Who/what "GV Support"? There is no such thing. The help forum, linked below my name, is the official support venue. You have several issues.
Google Voice is a service, just like Gmail, Docs, Calendar, Contacts, etc. All Google services are tied to a Google account. One Google account can have up to two different inbound Google Voice numbers. When you use an OBiTALK device with Google Voice, you are granting it permission to use the Google Voice service for a specific Google account, not a phone number.

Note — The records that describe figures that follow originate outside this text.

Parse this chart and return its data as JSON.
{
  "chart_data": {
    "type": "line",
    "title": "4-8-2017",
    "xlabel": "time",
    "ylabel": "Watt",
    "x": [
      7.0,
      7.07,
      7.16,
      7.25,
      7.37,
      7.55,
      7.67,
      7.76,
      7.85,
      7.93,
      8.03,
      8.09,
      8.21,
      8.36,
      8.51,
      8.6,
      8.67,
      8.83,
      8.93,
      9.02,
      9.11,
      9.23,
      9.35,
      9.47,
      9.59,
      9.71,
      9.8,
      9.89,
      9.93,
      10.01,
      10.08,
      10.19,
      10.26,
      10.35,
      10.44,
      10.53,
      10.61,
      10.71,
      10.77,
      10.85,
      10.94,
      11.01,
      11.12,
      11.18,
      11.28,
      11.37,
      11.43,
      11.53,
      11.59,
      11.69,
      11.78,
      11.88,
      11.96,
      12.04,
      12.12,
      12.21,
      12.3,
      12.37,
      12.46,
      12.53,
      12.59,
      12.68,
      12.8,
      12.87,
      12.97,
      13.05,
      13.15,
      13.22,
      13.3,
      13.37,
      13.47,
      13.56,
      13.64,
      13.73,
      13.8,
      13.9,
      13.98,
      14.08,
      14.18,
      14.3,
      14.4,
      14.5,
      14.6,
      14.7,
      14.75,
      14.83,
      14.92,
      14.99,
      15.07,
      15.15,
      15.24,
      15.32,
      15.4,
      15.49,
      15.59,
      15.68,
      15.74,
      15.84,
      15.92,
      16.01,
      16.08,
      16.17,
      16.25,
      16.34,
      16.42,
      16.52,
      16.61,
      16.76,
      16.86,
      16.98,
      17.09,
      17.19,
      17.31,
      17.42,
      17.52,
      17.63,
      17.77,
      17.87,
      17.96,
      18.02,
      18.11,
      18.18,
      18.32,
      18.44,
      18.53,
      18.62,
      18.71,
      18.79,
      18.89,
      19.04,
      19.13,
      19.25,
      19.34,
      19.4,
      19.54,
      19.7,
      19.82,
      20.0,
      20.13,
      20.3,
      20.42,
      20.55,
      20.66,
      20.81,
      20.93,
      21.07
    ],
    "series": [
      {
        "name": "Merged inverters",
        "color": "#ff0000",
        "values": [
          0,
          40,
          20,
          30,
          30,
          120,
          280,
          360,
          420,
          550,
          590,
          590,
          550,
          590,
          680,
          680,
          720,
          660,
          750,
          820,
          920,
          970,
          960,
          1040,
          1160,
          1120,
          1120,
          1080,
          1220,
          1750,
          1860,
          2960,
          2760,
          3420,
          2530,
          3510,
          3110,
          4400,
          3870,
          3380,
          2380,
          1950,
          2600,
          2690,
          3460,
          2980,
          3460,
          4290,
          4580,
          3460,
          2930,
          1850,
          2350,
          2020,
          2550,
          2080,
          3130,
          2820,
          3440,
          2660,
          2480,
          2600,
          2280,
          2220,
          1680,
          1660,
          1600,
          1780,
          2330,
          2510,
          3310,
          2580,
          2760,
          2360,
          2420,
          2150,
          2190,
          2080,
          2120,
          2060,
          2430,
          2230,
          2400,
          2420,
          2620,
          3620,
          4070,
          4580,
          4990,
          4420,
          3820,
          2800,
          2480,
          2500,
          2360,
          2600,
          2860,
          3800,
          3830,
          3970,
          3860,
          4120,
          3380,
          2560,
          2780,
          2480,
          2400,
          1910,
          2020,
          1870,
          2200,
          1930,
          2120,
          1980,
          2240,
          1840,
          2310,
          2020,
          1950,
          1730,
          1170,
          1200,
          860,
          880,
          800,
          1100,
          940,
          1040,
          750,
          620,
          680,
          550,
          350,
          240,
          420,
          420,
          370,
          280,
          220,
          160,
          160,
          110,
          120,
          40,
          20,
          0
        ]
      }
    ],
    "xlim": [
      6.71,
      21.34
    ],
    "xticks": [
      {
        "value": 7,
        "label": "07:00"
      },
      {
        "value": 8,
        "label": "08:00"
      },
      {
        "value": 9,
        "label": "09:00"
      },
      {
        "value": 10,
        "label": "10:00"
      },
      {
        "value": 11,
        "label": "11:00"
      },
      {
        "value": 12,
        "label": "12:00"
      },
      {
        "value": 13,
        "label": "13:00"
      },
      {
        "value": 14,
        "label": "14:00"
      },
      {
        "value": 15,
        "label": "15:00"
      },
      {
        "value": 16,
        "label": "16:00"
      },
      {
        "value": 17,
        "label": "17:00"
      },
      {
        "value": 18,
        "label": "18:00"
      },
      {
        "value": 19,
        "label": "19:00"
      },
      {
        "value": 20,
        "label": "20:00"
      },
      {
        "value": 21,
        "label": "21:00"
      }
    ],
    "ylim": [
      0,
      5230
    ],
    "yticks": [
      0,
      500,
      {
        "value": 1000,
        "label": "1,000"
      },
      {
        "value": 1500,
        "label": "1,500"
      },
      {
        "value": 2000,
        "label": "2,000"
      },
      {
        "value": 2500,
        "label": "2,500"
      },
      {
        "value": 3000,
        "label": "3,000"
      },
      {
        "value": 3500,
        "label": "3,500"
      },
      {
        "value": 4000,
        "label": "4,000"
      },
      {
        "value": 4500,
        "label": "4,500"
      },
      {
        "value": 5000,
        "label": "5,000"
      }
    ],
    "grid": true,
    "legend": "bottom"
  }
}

So: if you have a Google account with two Google Voice phone numbers, and you configure say, SP1 to use that Google account (a Gmail address), then all inbound calls to either of those two numbers will be handled exactly the same way: they will both ring SP1, and they will both ring any ordinary linked/forwarding phone numbers or web clients or the Android or iOS mobile apps. They will hear the same voicemail greeting. You can't separate handling of the two numbers.
If you want separate Google Voice phone numbers to act independently, you need one number assigned to one account, and the other number(s) assigned to the other account(s). For example:
Google account "A"-->OBi SP1
Google account "B"-->OBi SP2
E911 provider -->SP3.
You can configure those same three SPs on multiple OBiTALK devices, and each one will behave the same way.
Technically, you are only entitled to one free Google Voice number per account, per linked/forwarding number submitted. Creating multiple accounts to claim multiple numbers is a violation of the Terms of Use. To limit service abuse, you must submit a different forwarding phone number as an "admission ticket" to claim a Google Voice phone number. That forwarding number must be from one of the "big four" mobile phone carriers, or from a traditional land line carrier. VoIP numbers are ineligible.
This whole topic is moot, however -- while it's technically possible to enable alarm dialer support with a Google Voice SP, doing so kills the ability to use that number as a regular telephone service - touch tones won't work properly. Furthermore, most alarm companies are abandoning dial-up monitoring, since most people are getting rid of land lines. The current and future alarm monitoring technology is via a direct Ethernet TCP/IP connection over your premises' ISP (a special box from the alarm monitoring company), and/or a 4G mobile data modem with battery backup.